Most people tend to spend hours on end on laptops, working from the bed, or the sofa, hunched over the phone, all of which contribute to bad posture in the long run. So, it is imperative to have a good stretching routine — either independently or after a workout — to ensure correct posture and keep injuries at bay. Some stretches also help in fixing and even bettering your posture, like the ones shared by fitness coach Zoe Modgill which, as she put it, “will truly make you feel like a brand new person.”

Zoe shared a video of a few easy but calming stretches that are especially good for new mothers.

Here’s a breakdown of all the stretches, and how to get them right:

Wall downward dog; hold for 20 seconds

Imitate the downward dog pose but with your hands on a wall, back perpendicular to the ground, and feet grounded on the floor.

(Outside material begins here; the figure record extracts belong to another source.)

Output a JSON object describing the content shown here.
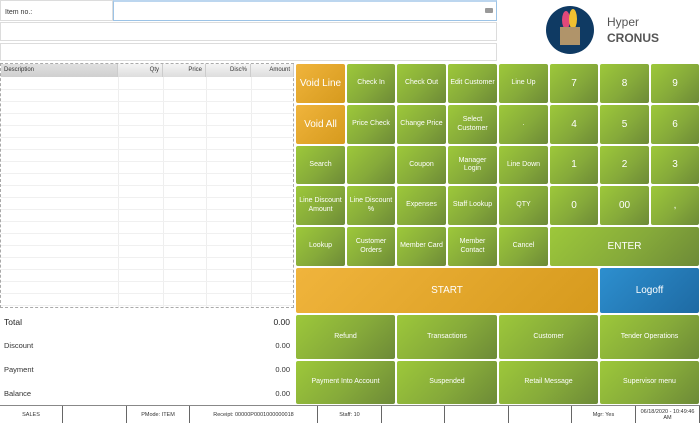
{
  "item_field": {
    "label": "Item no.:",
    "value": "",
    "keyboard_icon": "keyboard-icon"
  },
  "table": {
    "headers": [
      "Description",
      "Qty",
      "Price",
      "Disc%",
      "Amount"
    ],
    "rows": []
  },
  "totals": [
    {
      "label": "Total",
      "value": "0.00"
    },
    {
      "label": "Discount",
      "value": "0.00"
    },
    {
      "label": "Payment",
      "value": "0.00"
    },
    {
      "label": "Balance",
      "value": "0.00"
    }
  ],
  "logo": {
    "line1": "Hyper",
    "line2": "CRONUS"
  },
  "grid_rows": [
    [
      "Void Line",
      "Check In",
      "Check Out",
      "Edit Customer",
      "Line Up",
      "7",
      "8",
      "9"
    ],
    [
      "Void All",
      "Price Check",
      "Change Price",
      "Select Customer",
      ".",
      "4",
      "5",
      "6"
    ],
    [
      "Search",
      "",
      "Coupon",
      "Manager Login",
      "Line Down",
      "1",
      "2",
      "3"
    ],
    [
      "Line Discount Amount",
      "Line Discount %",
      "Expenses",
      "Staff Lookup",
      "QTY",
      "0",
      "00",
      ","
    ],
    [
      "Lookup",
      "Customer Orders",
      "Member Card",
      "Member Contact",
      "Cancel",
      "ENTER"
    ]
  ],
  "start_label": "START",
  "logoff_label": "Logoff",
  "bottom_buttons": [
    [
      "Refund",
      "Transactions",
      "Customer",
      "Tender Operations"
    ],
    [
      "Payment Into Account",
      "Suspended",
      "Retail Message",
      "Supervisor menu"
    ]
  ],
  "status": [
    "SALES",
    "",
    "PMode: ITEM",
    "Receipt: 00000P0001000000018",
    "Staff: 10",
    "",
    "",
    "",
    "Mgr: Yes",
    "06/18/2020 - 10:49:46 AM"
  ],
  "colors": {
    "green": "#8db33a",
    "orange": "#e0a52a",
    "blue": "#2680c0"
  }
}
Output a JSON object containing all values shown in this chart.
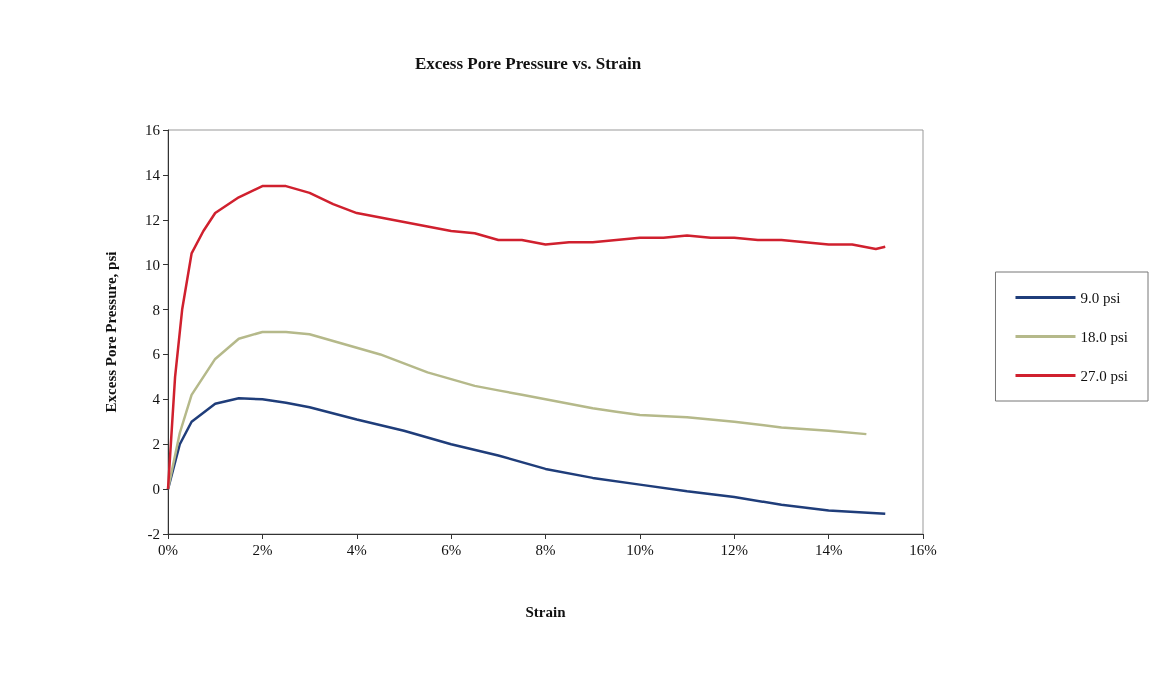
{
  "chart_data": {
    "type": "line",
    "title": "Excess Pore Pressure vs. Strain",
    "xlabel": "Strain",
    "ylabel": "Excess Pore Pressure, psi",
    "xlim": [
      0,
      16
    ],
    "xticks": [
      {
        "value": 0,
        "label": "0%"
      },
      {
        "value": 2,
        "label": "2%"
      },
      {
        "value": 4,
        "label": "4%"
      },
      {
        "value": 6,
        "label": "6%"
      },
      {
        "value": 8,
        "label": "8%"
      },
      {
        "value": 10,
        "label": "10%"
      },
      {
        "value": 12,
        "label": "12%"
      },
      {
        "value": 14,
        "label": "14%"
      },
      {
        "value": 16,
        "label": "16%"
      }
    ],
    "ylim": [
      -2,
      16
    ],
    "yticks": [
      -2,
      0,
      2,
      4,
      6,
      8,
      10,
      12,
      14,
      16
    ],
    "grid": false,
    "legend": "right",
    "marker": "none",
    "series": [
      {
        "name": "9.0 psi",
        "color": "#1f3d7a",
        "x": [
          0,
          0.25,
          0.5,
          1,
          1.5,
          2,
          2.5,
          3,
          4,
          5,
          6,
          7,
          8,
          9,
          10,
          11,
          12,
          13,
          14,
          15.2
        ],
        "values": [
          0,
          2.0,
          3.0,
          3.8,
          4.05,
          4.0,
          3.85,
          3.65,
          3.1,
          2.6,
          2.0,
          1.5,
          0.9,
          0.5,
          0.2,
          -0.1,
          -0.35,
          -0.7,
          -0.95,
          -1.1
        ]
      },
      {
        "name": "18.0 psi",
        "color": "#b5b98a",
        "x": [
          0,
          0.25,
          0.5,
          1,
          1.5,
          2,
          2.5,
          3,
          3.5,
          4,
          4.5,
          5,
          5.5,
          6,
          6.5,
          7,
          7.5,
          8,
          8.5,
          9,
          9.5,
          10,
          11,
          12,
          13,
          14,
          14.8
        ],
        "values": [
          0,
          2.5,
          4.2,
          5.8,
          6.7,
          7.0,
          7.0,
          6.9,
          6.6,
          6.3,
          6.0,
          5.6,
          5.2,
          4.9,
          4.6,
          4.4,
          4.2,
          4.0,
          3.8,
          3.6,
          3.45,
          3.3,
          3.2,
          3.0,
          2.75,
          2.6,
          2.45
        ]
      },
      {
        "name": "27.0 psi",
        "color": "#d0202e",
        "x": [
          0,
          0.15,
          0.3,
          0.5,
          0.75,
          1,
          1.5,
          2,
          2.5,
          3,
          3.5,
          4,
          4.5,
          5,
          5.5,
          6,
          6.5,
          7,
          7.5,
          8,
          8.5,
          9,
          9.5,
          10,
          10.5,
          11,
          11.5,
          12,
          12.5,
          13,
          13.5,
          14,
          14.5,
          15,
          15.2
        ],
        "values": [
          0,
          5,
          8,
          10.5,
          11.5,
          12.3,
          13.0,
          13.5,
          13.5,
          13.2,
          12.7,
          12.3,
          12.1,
          11.9,
          11.7,
          11.5,
          11.4,
          11.1,
          11.1,
          10.9,
          11.0,
          11.0,
          11.1,
          11.2,
          11.2,
          11.3,
          11.2,
          11.2,
          11.1,
          11.1,
          11.0,
          10.9,
          10.9,
          10.7,
          10.8
        ]
      }
    ]
  }
}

Upside down 90 degree; for 20 seconds

Place your arms upside down against a wall or glass window, keeping your elbows at 90 degrees.

Overhead shoulder stretch; 20 seconds

Reach your hands on the top of the wall, away from you, with your fingers facing the sky on an angle.

Hands in prayer; for 20 seconds

Following the same posture as the first stretch, simply join your hands in a prayer.

Crossover; for 20 seconds

Criss cross your arms in front of you and hold onto something for support. Repeat on the other side.

Lateral reach; for 20 seconds

Touch the wall with one hand, reaching for it laterally with the other arm, triceps over your ears. Repeat on the other side.

Chest stretch; for 20 seconds

Face away from the wall and stand at an arm’s distance. Then, reach out and touch the wall with your hands at the back.

Overhead tricep stretch; for 20 seconds

Keep your arms straight up above you, then bend them at the elbow and try to touch your back, keeping the elbow pointing towards the sky. Remember to not hunch your neck forward.